Another Easter is upon us. This is a special time to celebrate faith, family and friends. This year, try some new activities that may just become traditions. Above all, take time to reflect on the things that mean the most to you.
What’s in an Egg?
It’s the same thing every year. Plastic eggs filled with sugary treats that send the kids into a spin. While Easter egg hunts can be fun, mix it up with some new fillers.
1. Religious puzzles
Cut paper into several strips and write parts of religious stories onto them.
After all the eggs are found, the children can work together to put the story back together. For younger children, keep it very simple with just one word written on each piece of paper hidden in the eggs and probably only 10-15 word stories.
For older children, you can make it a bit more challenging. The Gospels contain several tales that would be fitting for the occasion.
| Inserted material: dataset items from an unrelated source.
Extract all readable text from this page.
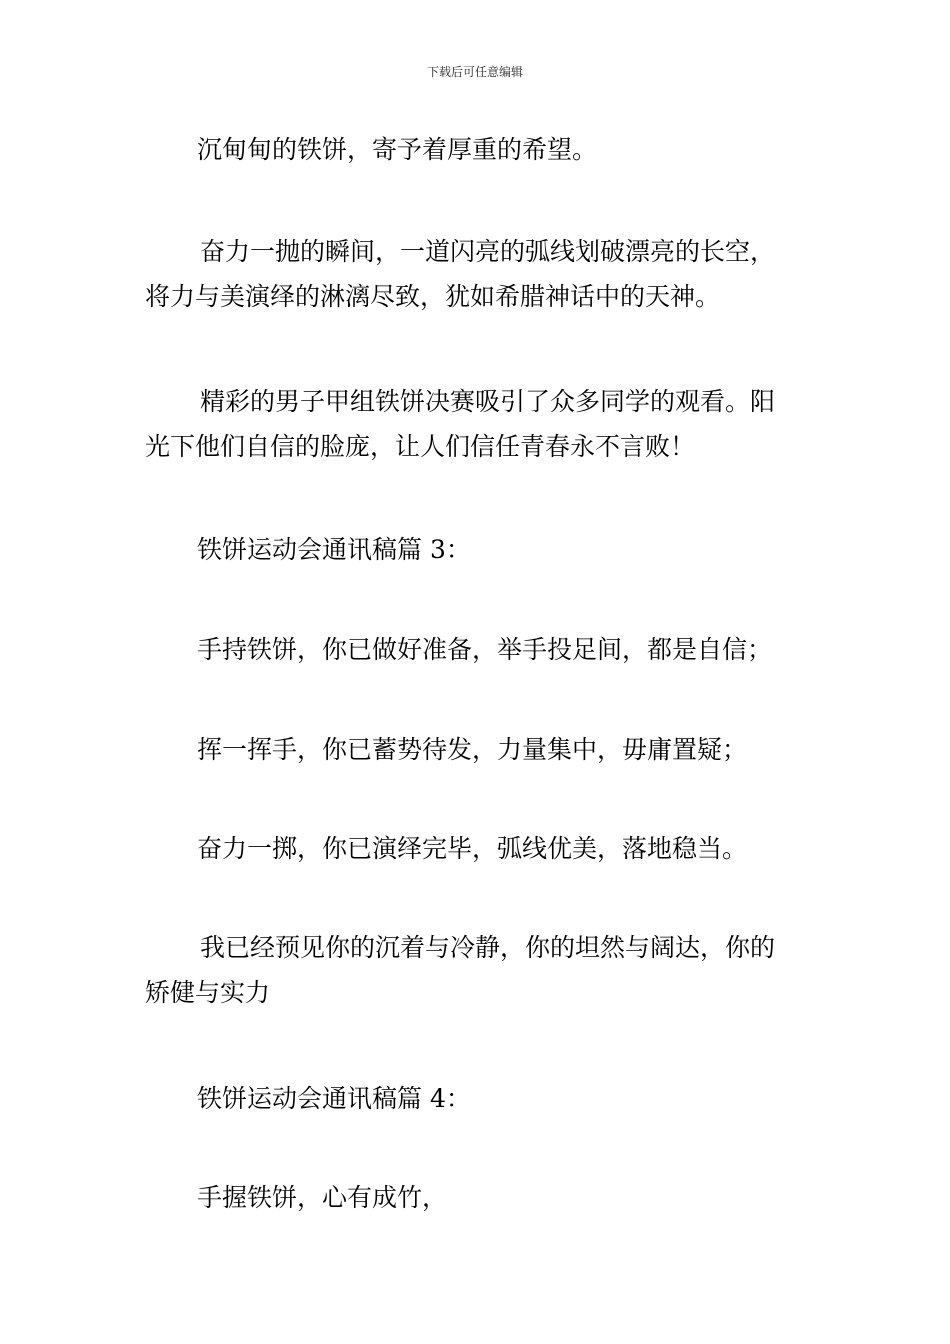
下载后可任意编辑
沉甸甸的铁饼，寄予着厚重的希望。
奋力一抛的瞬间，一道闪亮的弧线划破漂亮的长空，
将力与美演绎的淋漓尽致，犹如希腊神话中的天神。
精彩的男子甲组铁饼决赛吸引了众多同学的观看。阳
光下他们自信的脸庞，让人们信任青春永不言败！
铁饼运动会通讯稿篇 3：
手持铁饼，你已做好准备，举手投足间，都是自信；
挥一挥手，你已蓄势待发，力量集中，毋庸置疑；
奋力一掷，你已演绎完毕，弧线优美，落地稳当。
我已经预见你的沉着与冷静，你的坦然与阔达，你的
矫健与实力
铁饼运动会通讯稿篇 4：
手握铁饼，心有成竹，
Hand out small prizes to all who participate.
2. Family puzzles
Same idea as above but this time, the stories will tell about your family history.
Ask for help from the older members of your family or do some research online or from family journals/scrapbooks.
These can be funny, serious or anywhere in-between. The fun part is, the adults can be involved with this one too and everyone will learn more about their roots.
Fill the eggs with foam letters.
Once each hunter has their collection, they can try to spell out different words related to Easter.
Different words will earn them different prizes (of your choosing). For large groups, the kids could work in teams. For older children, it could be a race with a time limit.
4. Scavenger hunt
Give each child a list of each item they will be searching for (random household items).
The younger groups can search for 3 or 4 items while older groups can probably handle 10-15. Fill the eggs with the random objects but repeat several of the items on the list. Make one or two items only available in a couple of the eggs.
One or two large prizes could be given out and then treats for everyone like stickers, coins, small puzzles or books or small toys.
5. Find your photo
One challenge of Easter egg hunts is making it fair for all age groups. The older kids usually dominate leaving the younger ones heartbroken.
In this hunt, each child is looking for pictures of themselves. When they get to an egg, they look inside to see if it is a picture of them. If it is, they add it to their basket. If not, they close it up and put it back.
Distribute an even amount of eggs for each child and make the youngest one’s photos the easiest to find.
Upon completion, give out one large prize (or their Easter basket) to each child. Alternatively, you could have each child hunt for a different colour of egg and maybe one “golden egg”.
6. Game time
Purchase the game “Jenga”. Place one piece of the game into each plastic egg and then hide.
Once all of the eggs are collected, each person now has their pieces to play the game. Instead of starting with the tower built, they will build it from the ground up. The youngest player starts and play continues clockwise. Each level (row of 3) must be all the same colour.
If a player does not have that colour, they may skip their turn. Play continues until someone knocks over the tower.